In [4]:
import numpy as np
import pandas as pd
import scipy.stats as stats
from icecream import ic
from matplotlib import pyplot as plt
import seaborn as sns
from tqdm import tqdm
import math

# Exercise 5: Variance reduction methods

### 1. Estimate the integral from 0 to 1 for exp(x) by simulation (the crude Monte Carlo estimator). Use eg. an estimator based on 100 samples and present the result as the point estimator and a confidence interval.


In [16]:
# We simulate 100 uniformly distributed samples
samples = np.exp(np.random.uniform(size = 100))

# We take the mean of the samples to estimate the integral. 
estimated_integral = np.mean(samples)
ic(estimated_integral)

# We calculate the confidence intervals of the estimation.

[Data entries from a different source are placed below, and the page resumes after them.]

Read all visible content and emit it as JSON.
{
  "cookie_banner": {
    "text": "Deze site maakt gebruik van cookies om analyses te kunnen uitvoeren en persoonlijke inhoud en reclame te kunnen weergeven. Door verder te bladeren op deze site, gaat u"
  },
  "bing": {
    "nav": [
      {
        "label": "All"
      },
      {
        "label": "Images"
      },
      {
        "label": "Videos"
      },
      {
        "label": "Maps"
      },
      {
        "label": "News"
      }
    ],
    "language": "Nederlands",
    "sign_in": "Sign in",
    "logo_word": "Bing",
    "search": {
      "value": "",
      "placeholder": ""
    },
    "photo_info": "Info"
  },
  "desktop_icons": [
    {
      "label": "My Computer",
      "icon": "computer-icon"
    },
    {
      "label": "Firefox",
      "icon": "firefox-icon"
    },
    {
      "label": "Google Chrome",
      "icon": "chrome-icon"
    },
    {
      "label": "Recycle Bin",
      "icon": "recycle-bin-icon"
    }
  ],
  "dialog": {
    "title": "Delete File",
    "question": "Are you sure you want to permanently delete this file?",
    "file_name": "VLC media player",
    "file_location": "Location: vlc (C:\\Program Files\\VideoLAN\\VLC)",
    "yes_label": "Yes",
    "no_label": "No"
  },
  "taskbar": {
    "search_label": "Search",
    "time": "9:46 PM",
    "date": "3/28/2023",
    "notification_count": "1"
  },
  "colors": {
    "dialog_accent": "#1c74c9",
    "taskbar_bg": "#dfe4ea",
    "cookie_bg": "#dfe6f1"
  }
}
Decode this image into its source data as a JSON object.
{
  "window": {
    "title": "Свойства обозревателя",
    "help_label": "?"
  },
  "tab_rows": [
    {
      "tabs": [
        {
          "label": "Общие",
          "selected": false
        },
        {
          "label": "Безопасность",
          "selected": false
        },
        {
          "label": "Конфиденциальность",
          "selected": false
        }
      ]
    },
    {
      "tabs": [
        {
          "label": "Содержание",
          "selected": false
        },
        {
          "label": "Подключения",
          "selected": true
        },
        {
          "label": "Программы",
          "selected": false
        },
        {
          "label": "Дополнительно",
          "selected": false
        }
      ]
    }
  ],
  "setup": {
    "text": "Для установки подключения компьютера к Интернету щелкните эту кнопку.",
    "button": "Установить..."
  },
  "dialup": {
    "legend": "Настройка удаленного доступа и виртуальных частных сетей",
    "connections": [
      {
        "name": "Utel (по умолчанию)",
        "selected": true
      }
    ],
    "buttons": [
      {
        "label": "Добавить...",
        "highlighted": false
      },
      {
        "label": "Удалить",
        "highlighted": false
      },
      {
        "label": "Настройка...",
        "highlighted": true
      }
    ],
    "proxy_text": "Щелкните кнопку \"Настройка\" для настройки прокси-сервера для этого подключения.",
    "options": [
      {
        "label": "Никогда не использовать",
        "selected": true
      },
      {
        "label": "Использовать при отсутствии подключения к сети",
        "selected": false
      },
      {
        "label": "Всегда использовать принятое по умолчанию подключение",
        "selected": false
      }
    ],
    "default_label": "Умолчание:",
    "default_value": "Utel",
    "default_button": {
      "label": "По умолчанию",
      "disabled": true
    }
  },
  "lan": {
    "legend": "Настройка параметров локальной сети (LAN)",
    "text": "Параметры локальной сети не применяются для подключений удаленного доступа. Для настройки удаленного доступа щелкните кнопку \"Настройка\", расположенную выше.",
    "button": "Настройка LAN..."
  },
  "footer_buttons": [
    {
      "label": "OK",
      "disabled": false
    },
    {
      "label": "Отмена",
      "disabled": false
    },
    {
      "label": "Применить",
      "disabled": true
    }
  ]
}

mean_blocked = np.mean(samples)
std_blocked = np.std(samples)

# Calculate the 95% confidence interval
confidence_interval = stats.t.interval(0.95, len(samples)-1, loc=mean_blocked, scale=stats.sem(samples))
ic(confidence_interval)

ic| estimated_integral: 1.6613132890946047
ic| confidence_interval: (1.5622015156990832, 1.7604250624901263)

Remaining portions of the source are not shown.